If sitting down to meditate for twenty minutes every morning doesn't appeal to you, play with ways to cultivate meditative moments in what you already do. Mundane moments like journaling, running, walking, standing in line, washing the dishes, taking a shower, or grinding your coffee beans are perfect opportunities to create more mindfulness throughout your day.
Vanessa Van Edwards
behavioral investigator with Science of People and author of Captivate: The Science of Succeeding with People
I hand grind tea leaves and wait while they steep. This is the closest thing to meditation that I do. The manual process of clipping, crushing, and steeping the leaves wakes up all of my senses.
Let's take one minute to release mental chatter by feeling what's going on, right now, in the body.
Play with decreasing (yes decreasing) the time.
From one minute, to 30 seconds, to 15 seconds, all the way down to a single breath. What you will find is within a single breath, and a whole lot of intention, you can bring yourself back to your center anytime, anywhere.
Notice moments to be more mindful throughout the day.
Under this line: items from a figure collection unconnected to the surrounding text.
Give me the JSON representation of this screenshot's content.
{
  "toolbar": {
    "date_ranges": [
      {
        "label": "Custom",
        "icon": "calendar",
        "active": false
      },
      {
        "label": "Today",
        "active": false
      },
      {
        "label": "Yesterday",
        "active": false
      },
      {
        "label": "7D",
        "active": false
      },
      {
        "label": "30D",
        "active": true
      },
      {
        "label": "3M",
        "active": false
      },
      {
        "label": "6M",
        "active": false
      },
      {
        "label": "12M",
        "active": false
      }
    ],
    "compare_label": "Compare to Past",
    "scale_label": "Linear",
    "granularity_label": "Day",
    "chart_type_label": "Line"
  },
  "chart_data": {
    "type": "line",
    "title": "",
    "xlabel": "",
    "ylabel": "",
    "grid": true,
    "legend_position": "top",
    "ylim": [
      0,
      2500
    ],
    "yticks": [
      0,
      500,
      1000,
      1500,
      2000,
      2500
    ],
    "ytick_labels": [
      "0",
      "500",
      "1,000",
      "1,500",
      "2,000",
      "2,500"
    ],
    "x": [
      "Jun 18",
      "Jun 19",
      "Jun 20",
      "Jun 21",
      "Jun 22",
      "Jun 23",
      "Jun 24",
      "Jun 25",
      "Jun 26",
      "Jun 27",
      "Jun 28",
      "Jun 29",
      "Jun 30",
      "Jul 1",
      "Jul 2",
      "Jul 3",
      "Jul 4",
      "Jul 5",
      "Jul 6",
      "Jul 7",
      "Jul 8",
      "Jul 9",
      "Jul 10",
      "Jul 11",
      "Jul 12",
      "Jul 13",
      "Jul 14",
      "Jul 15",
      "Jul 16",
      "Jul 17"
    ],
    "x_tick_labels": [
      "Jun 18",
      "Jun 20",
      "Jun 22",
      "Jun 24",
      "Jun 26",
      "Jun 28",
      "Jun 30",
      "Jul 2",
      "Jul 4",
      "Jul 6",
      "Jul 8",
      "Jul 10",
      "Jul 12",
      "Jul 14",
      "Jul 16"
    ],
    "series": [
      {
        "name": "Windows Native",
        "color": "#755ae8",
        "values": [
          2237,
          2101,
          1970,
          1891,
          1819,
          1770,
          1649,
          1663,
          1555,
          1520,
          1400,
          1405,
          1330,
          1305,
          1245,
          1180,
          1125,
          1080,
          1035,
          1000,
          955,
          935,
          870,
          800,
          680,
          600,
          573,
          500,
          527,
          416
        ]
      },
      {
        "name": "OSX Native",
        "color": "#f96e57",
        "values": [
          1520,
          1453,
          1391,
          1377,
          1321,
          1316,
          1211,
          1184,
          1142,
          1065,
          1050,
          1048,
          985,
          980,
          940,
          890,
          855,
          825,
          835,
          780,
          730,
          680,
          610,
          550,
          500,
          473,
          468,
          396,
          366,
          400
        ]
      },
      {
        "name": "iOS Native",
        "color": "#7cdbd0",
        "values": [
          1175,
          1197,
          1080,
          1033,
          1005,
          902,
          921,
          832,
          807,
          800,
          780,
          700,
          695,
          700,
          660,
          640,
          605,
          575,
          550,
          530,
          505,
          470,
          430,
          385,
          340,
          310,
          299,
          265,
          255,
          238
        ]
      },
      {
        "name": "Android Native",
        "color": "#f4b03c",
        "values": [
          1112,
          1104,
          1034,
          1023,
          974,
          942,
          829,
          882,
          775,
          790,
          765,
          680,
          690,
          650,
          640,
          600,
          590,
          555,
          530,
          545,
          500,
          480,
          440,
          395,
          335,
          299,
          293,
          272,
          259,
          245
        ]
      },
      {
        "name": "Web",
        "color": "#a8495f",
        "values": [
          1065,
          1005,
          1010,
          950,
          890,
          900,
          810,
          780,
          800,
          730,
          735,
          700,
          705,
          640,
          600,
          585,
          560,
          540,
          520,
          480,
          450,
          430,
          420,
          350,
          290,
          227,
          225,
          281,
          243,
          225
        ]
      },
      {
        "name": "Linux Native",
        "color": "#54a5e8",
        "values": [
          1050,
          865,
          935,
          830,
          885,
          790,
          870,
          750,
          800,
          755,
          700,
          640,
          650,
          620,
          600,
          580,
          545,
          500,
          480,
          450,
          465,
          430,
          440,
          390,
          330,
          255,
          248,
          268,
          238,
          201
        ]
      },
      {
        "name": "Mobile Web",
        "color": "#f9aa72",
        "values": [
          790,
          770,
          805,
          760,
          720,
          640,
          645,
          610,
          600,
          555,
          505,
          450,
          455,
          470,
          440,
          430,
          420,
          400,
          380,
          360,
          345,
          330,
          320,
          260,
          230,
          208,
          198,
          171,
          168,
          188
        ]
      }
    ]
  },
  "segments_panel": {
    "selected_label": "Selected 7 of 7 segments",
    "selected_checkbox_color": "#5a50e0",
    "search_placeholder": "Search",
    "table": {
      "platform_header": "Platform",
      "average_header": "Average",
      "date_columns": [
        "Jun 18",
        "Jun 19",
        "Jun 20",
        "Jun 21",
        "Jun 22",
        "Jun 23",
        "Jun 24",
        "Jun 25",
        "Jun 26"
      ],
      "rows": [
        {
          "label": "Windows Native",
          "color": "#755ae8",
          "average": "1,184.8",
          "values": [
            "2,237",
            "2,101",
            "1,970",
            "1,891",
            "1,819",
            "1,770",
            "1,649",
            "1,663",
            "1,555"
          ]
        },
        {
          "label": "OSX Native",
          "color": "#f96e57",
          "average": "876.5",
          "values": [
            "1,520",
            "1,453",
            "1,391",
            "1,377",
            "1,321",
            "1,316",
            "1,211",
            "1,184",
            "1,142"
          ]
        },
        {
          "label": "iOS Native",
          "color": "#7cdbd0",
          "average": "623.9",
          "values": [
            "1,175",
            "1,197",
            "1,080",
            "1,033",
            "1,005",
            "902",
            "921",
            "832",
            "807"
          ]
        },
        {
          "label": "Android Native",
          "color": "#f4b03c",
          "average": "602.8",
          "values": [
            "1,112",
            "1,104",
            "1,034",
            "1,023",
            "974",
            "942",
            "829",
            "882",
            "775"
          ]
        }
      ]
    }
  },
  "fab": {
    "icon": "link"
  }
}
Whether we build a designated morning meditation practice or not, we can always intentionally scatter small spells of mindfulness throughout the day to help us stay present and focused.
executive coach and social worker
There are so many benefits to mindfulness, so I make a point to search for reflective time throughout my day, even if it's in small ways. If I'm stuck on a long line or delayed on the subway, rather than be annoyed, I see it as an opportunity to reflect and practice being present and in the now.
Life is complex, let's simplify it all by keeping meditation (of all things), simple.
A disciplined practice will build with time, but for now let's not allow any performance anxiety to creep into our meditation practice. Don't feel that your meditation practice should be one type or another, or that you have to stick to someone else's rules. You know better than anyone what is calming and meditative for you.
self-care consultant , community care facilitator, and author of “selfcarefully”
I've studied a few kinds of meditation but none of them too seriously. Mostly, I just sit and notice and feel. I do alternate nostril breathing. My mind wanders and I bring it back. My practice isn't fancy but [it] seems to do the trick of keeping me centered.
What do you already do every morning that could be done with more mindfulness?
Mindfulness is the energy of being aware and awake to the present moment. It is the continuous practice of noticing and engaging with life more intimately in any given moment. To be mindful is to be truly alive, present, and at one with those around you and with what you are doing.
writer, photographer, and cat lover
How about you?
What is one way you will sprinkle an extra bit of mindfulness into your morning routine?